A couple of weeks ago I had the pleasure of seeing my new short story CLOSE ENCOUNTER WITH A CRUMPET make its debut. I’m particularly pleased with this story about a proper young Boston librarian who makes a tour with a septuagenarian group across England and in the process meets her unique ‘someone’. The story is close to my heart for many reasons, not the least of which is that I spent my honeymoon in the United Kingdom almost thirty years ago. I’ve made a few trips back ‘across the pond’ as they say, and never been disappointed. In the course of putting this story together, since I am primarily grounded in the vintage years of the twentieth century, I kept dipping into first hand accounts of lives lived against the nightmare of World War II. My admiration grew with every story and every personal encounter. Along the way, I picked up a small book entitled MAKE DO AND MEND, a reproduction of the official Second World War instruction leaflets issued by the Board of Trade. The subtitle, Keeping Family and Home Afloat on War Rations, pretty well tells the story. Take a look at what the staunch ladies of the British Isles were doing for the fifteen years rationing was in effect.
1. Cooking — Never light your oven to cook a single dish. With a little planning you can easily prepare an entire meal while the oven is hot, as well as a pudding or tart that can be eaten cold the next day. Turn out burners directly the food is done–it will keep hot in the oven for some time.
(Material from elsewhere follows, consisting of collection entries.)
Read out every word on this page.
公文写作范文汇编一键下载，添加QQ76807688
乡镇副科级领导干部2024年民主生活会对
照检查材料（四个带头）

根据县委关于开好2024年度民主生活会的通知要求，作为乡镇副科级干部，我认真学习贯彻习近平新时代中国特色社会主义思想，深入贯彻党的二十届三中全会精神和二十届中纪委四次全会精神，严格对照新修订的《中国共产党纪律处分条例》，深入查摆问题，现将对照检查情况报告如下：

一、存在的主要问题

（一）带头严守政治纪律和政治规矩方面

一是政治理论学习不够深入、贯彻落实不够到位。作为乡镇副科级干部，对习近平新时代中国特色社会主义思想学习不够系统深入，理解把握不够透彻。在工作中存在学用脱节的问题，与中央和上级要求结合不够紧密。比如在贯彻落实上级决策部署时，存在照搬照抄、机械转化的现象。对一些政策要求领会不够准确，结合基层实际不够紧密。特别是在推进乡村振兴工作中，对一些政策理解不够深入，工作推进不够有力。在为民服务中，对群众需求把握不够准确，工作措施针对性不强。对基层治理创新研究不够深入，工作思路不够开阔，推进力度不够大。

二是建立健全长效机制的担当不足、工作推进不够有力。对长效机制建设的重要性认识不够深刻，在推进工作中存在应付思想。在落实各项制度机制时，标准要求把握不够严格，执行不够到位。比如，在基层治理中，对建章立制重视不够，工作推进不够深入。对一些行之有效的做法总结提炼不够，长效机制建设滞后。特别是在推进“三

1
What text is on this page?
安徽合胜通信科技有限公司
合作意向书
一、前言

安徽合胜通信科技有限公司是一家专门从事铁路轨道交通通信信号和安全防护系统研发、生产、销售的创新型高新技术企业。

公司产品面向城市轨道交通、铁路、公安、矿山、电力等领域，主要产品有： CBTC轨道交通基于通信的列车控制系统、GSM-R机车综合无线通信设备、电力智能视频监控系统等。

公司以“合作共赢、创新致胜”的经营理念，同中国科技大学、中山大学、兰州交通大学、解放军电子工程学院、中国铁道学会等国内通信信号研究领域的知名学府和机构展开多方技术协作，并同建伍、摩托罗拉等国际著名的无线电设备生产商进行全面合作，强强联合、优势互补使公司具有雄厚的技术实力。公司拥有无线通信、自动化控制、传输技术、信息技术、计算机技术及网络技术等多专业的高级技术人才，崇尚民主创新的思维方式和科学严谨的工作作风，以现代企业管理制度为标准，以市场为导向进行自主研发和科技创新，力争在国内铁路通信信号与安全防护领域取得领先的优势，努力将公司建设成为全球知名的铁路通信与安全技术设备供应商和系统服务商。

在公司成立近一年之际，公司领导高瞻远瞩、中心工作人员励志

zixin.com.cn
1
2. Bathtub economy– Limit yourself to one hot bath a week. Use a bowl and sponge on other days. Never have the water in the bath more than 5 ins. deep.
3. Your household linen has got to last! Storage–If you have some linen which is not in use, store it away–but not in a hot cupboard and not if it is starched. Wash, mend and air before putting it away. Refold at intervals to prevent wear at the creases. Only store clean linen. When sheets get very thin, turn sides to the middle by cutting them lengthways down the centre, and either oversewing the outside selvedges together or joining them with a run-and-fell seam. Trim away the torn parts of what are now the sides of the sheet. Turn in the edges and hem them. Towels–thin places and small holes can be reinforced by machine darning or by hand darning with soft mending cotton. Large holes should be patched with the sound parts of other old towelling –never use new material. Patches on towels should be tacked in position without the edge of the patch being turned in. These edges should be stitched on to the towel with herringbone or cross-stitch.
4. Knickers ( women’s panties) renewed– One good pair from two old pair–here’s how to manage it. Usually it is the gusset that’s worn–so cut a new gusset from the good side of the second pair. Shape the new gusset, which should then be stitched into place. The raw edges should be cut down and blanket stitched closely on the wrong side to make this as strong as possible.
5. To keep pace with a growing girl– Last year’s yoked frock can be enlarged by unpicking the skirt from the yoke, dropping it to waist level and inserting a contrasting band to make the lower part of the bodice. Use bands of the same colour to enlarge the sleeves. The frock will still be too tight across the chest so insert a contrasting band from the waistline to the neckline.
6. Expecting a baby — A suggested layette
4-5 gowns (material) to be used by day and night, 22-24 inches long, taking up to one and a half yards of 36 inch material each
4 vests (undershirts) woven or knitted
3 matinee jackets (diaper shirts) 2 oz. wool each
3 pairs bootees – 2 oz. wool
2 medium-sized shawls – about 8 oz. wool each
Muslin napkins ( diapers) never buy more napkins than you really need, remember fair shares!
7. Adapting your ordinary clothes for maternity wear – Try to avoid spending coupons on special maternity clothes. Almost all your existing clothes can be altered easily so that you can wear them comfortably until the baby is born, and you can wear them again afterwards. For instance, why not put in an attractive matching or contrasting gathered or pleated panel in the front of the dress?
The leaflets gave advice on everything from mending torn buttonholes and making slippers from cardboard and rags to saving fuel and mending chair seats. I’ll bet today’s recycling supporters could even learn a few things from the economies of the period.
What about your family? Do you remember World War II or have family members who do? Share a story with us, leave a comment, and I’ll be choosing someone to receive an epub of CLOSE ENCOUNTER WITH A CRUMPET at the end of the day. Love to hear from you. And now that I think about it, all that interesting research suggests another story. Looks like I’m in an England frame of mind.